Her gaze was steady. “He was working for the Shield,” she insisted. “And you were…well, you weren’t yourself, toward the end. Everyone says so.”
“I didn’t handle Noam’s death very well,” I said in agreement. Now I was the one with the croaky voice. “That was after he died, though.” I rubbed at my templ
es. Another headache was setting in. “I don’t know why someone would prime you this way, Juli. It doesn’t matter, because I won’t take the bait. I didn’t sign that order. And it was forty-three years ago.”
“And I’ve been stuck in the bowels of drone ships and barges, doing shitwork, ever since!” she cried, leaping to her feet. “When do I get my life back, Danny? When do people forget what he did?”
She was crying again.
I got to my feet. Everything ached. I moved over to the bedshelf and opened it. “It’s late,” I told her. “You need to adjust to local time. Take the bed.” The sun was setting over the sea, turning it pink, while birds dove for their supper.
Juliyana got to her feet, a good soldier obeying orders, although I could see she wanted to argue the point. As she moved past me, I held out my hand. “Give me the pad. I’ll take a look.”
Her face lit up.
So bad at hiding what she was thinking!
She shoved the pad into my hand, rolled onto the cot and sealed it.
I sighed and got to work. I built a table and two chairs, which took up most of the space left in the sitting room. Then I settled at it with a full jug of blue tea. I was going to need it, for the pad was stuffed full of documents and Juli’s notes.
I scanned them, building a rough outline in my mind of what was there.
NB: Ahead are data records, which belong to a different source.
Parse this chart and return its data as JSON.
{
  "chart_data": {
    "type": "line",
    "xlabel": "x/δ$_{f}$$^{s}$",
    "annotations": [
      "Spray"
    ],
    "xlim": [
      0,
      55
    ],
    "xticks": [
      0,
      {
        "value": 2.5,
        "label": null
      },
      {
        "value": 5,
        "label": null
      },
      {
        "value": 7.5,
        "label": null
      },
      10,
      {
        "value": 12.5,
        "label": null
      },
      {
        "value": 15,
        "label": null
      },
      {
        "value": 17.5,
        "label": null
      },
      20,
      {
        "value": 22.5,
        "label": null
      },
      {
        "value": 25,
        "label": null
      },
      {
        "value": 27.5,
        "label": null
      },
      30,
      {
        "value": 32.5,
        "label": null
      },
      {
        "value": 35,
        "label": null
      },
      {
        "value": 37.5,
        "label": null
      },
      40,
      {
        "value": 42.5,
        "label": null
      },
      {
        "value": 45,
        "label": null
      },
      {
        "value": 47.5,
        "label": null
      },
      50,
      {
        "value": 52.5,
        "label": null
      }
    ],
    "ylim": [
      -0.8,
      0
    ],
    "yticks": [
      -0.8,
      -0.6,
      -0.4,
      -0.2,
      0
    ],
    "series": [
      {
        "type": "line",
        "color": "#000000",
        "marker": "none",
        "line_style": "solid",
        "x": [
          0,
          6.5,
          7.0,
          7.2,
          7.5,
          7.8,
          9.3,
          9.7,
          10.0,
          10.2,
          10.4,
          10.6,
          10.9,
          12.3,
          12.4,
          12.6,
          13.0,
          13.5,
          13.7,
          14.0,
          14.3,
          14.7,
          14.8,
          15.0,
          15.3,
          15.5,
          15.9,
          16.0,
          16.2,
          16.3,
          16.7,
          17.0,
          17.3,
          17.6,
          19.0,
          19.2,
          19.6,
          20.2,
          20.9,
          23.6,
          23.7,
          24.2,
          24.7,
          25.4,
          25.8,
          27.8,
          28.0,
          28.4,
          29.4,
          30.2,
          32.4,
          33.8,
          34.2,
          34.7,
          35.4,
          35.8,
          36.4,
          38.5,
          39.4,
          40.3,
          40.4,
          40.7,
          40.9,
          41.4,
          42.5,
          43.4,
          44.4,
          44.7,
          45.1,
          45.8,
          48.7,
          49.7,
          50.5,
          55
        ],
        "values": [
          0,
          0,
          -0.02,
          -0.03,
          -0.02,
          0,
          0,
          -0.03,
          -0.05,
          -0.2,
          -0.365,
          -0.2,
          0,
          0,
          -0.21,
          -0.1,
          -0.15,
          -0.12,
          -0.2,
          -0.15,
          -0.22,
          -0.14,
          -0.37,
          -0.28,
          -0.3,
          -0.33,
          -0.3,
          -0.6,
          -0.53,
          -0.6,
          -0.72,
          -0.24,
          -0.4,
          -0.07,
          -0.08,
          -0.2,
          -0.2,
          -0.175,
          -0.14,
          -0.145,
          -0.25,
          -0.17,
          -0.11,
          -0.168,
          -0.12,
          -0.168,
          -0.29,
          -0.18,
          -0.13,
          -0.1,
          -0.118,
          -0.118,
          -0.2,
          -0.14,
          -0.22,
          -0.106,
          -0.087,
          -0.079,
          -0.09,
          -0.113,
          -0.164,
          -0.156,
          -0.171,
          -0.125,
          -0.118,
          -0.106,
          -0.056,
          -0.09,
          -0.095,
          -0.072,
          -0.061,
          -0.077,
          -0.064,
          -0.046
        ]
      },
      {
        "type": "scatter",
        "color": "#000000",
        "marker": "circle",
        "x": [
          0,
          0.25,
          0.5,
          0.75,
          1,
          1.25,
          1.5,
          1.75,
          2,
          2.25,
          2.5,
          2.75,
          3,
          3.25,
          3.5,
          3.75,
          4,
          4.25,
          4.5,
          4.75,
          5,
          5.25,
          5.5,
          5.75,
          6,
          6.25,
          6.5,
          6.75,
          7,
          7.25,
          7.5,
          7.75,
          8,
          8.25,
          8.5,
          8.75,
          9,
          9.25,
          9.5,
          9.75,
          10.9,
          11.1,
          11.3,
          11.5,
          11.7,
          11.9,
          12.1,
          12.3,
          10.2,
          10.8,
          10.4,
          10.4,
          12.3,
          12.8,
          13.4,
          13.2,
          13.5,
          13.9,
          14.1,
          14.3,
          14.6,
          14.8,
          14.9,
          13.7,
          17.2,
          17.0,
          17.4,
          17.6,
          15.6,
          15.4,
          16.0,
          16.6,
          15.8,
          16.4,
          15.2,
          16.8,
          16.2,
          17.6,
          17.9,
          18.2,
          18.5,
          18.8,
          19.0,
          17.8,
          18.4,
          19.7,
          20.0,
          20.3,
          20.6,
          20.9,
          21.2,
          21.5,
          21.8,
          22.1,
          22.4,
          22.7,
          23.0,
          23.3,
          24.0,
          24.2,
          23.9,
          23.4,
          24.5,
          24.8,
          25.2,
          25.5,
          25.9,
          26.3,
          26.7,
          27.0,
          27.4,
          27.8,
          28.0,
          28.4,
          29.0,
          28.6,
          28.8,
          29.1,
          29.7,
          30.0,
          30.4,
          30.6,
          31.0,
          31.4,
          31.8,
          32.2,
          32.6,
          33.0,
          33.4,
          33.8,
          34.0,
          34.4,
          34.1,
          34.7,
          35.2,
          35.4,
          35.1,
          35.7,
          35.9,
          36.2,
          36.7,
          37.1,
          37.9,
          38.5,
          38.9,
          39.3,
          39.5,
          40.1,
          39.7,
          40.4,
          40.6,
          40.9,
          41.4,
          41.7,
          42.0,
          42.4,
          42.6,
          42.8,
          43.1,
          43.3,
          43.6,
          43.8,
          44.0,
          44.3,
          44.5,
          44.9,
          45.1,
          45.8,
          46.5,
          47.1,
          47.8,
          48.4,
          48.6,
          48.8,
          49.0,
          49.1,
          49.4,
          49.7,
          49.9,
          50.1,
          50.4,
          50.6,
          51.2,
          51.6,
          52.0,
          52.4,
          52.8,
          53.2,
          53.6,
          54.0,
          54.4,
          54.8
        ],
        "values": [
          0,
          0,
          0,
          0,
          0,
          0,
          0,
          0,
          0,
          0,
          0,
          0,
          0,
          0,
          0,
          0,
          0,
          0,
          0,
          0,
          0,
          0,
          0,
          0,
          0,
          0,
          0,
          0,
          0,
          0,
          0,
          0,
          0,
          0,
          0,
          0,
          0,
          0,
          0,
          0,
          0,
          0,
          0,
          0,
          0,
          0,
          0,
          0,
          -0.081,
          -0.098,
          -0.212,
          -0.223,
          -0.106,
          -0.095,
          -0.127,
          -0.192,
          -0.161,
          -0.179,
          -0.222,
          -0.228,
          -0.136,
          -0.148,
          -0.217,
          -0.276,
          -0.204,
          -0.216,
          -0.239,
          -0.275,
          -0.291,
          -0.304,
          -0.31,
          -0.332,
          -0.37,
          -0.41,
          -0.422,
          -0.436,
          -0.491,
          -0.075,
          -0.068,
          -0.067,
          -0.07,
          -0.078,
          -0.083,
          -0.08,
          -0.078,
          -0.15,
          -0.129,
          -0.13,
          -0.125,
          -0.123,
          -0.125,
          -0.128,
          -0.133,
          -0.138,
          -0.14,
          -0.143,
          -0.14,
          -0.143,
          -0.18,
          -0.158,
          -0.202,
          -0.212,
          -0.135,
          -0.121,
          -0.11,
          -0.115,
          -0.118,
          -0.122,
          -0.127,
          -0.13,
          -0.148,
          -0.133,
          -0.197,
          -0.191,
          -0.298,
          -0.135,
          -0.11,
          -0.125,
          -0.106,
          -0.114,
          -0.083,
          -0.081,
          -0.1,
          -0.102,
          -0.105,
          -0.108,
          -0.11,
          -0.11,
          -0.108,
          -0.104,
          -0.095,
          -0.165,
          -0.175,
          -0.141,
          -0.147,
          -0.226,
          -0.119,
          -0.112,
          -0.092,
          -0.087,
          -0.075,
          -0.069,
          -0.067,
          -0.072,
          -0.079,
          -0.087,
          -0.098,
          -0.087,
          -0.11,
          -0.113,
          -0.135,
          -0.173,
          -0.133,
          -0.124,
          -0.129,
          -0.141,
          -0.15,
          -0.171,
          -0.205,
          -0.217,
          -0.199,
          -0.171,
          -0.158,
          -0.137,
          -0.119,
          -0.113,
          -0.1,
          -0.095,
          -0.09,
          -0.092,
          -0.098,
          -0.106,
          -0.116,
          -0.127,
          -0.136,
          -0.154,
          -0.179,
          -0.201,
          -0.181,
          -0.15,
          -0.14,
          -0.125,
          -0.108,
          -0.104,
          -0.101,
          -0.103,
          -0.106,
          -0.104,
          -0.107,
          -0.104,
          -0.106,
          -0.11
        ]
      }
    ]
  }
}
I girded myself and returned to the one document which would dismantle this entire conspiracy she had built in her mind; The orders over my signature.
And yeah, there was a part of me which wondered if I really had forgotten signing those orders. In the last ten years I’ve overlooked and plain missed a lot of things, more of them each year. Andrain says it’s part of the aging process—according to the documentation. For him, I’m a walking experiment. Geriatrics is an almost forgotten realm of medicine.
For me, it’s no experiment. So I put off checking the orders until I thought I was ready to face them. Half a jug of tea was gone by then.